I shower in the evening before bed as there’s no chance I’d get to in the morning. I organise my clothes the night before so I can just shove them on and I do my make up while the oldest is having breakfast as he is happily distracted by the food.

Babywearing was my saviour. I got a fabric sling and put the baby in that basically anytime they weren’t feeding. It meant I had two hands free to deal with the oldest and as the baby was close to me she was generally very chilled and calm.
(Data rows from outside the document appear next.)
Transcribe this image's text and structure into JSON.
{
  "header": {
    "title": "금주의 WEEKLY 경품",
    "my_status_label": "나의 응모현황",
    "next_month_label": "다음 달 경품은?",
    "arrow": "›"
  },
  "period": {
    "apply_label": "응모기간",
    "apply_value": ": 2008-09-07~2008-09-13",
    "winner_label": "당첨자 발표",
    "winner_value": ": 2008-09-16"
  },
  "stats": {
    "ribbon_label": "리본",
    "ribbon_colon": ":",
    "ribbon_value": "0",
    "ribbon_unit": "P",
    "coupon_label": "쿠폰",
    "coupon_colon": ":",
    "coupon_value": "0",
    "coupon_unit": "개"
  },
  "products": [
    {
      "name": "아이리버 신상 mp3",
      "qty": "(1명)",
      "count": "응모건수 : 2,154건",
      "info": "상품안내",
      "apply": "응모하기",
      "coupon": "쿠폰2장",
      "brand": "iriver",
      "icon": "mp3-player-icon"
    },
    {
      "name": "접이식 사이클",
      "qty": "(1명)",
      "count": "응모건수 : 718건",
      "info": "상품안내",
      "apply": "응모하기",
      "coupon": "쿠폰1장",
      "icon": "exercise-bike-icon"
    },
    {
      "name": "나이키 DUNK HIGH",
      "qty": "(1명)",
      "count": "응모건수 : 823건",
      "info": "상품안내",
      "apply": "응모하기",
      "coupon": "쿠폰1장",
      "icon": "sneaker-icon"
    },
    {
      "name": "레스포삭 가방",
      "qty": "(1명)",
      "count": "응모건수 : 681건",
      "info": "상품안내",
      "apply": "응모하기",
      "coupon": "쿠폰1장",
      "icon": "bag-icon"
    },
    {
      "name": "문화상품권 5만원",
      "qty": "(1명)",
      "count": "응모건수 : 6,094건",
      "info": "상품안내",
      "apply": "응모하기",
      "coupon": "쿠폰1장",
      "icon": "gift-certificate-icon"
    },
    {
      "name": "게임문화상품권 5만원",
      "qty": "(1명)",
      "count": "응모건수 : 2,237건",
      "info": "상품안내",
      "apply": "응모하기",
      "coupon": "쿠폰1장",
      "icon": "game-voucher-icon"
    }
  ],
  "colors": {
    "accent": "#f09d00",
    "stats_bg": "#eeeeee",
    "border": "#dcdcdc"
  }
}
Take loads of snacks everywhere you go. It helps to distract them and keep them still if you are out and about and need to feed/change nappy.

Also don’t feel guilty to plonk them in front of the tv. Cbeebies is your friend for now. And watching 20 mins of tv here and there throughout the day whilst you sort the baby or have 2 mins to yourself is not going to rot their brain. Also download CBeebies app on your phone for when you are out and about.

I have found playgroups really good and we are out of the house everyday. It entertains the oldest and also tires him out so he is much easier to deal with in the afternoons. Lots of the church run ones are cheap too £1.50 ish or free if you can’t afford it and you often get a cup of tea and a piece of cake. Plus regularly going to the same groups helps you to meet other mums. I don’t need new friends but I do appreciate a friendly face and little chat when I am at these things. Plus a bit of adult conversation can do wonders for your soul when all morning all you’ve heard is constant demands from the children.

And when everything gets too much I take the kids for a drive as after 10 mins or so of screaming they normally both fall asleep. I regularly go out for a drive just to get some peace and try and de stress without two demanding children competing for my attention.

Sometimes I feel like I will explode with frustration, tiredness, mental exhaustion and loneliness. It’s the hardest thing I’ve ever done but even on the shittest day the kids will do something that melts my heart and makes it all feel worth it.

You are doing an amazing job - even if you don’t feel like it. Hang in there.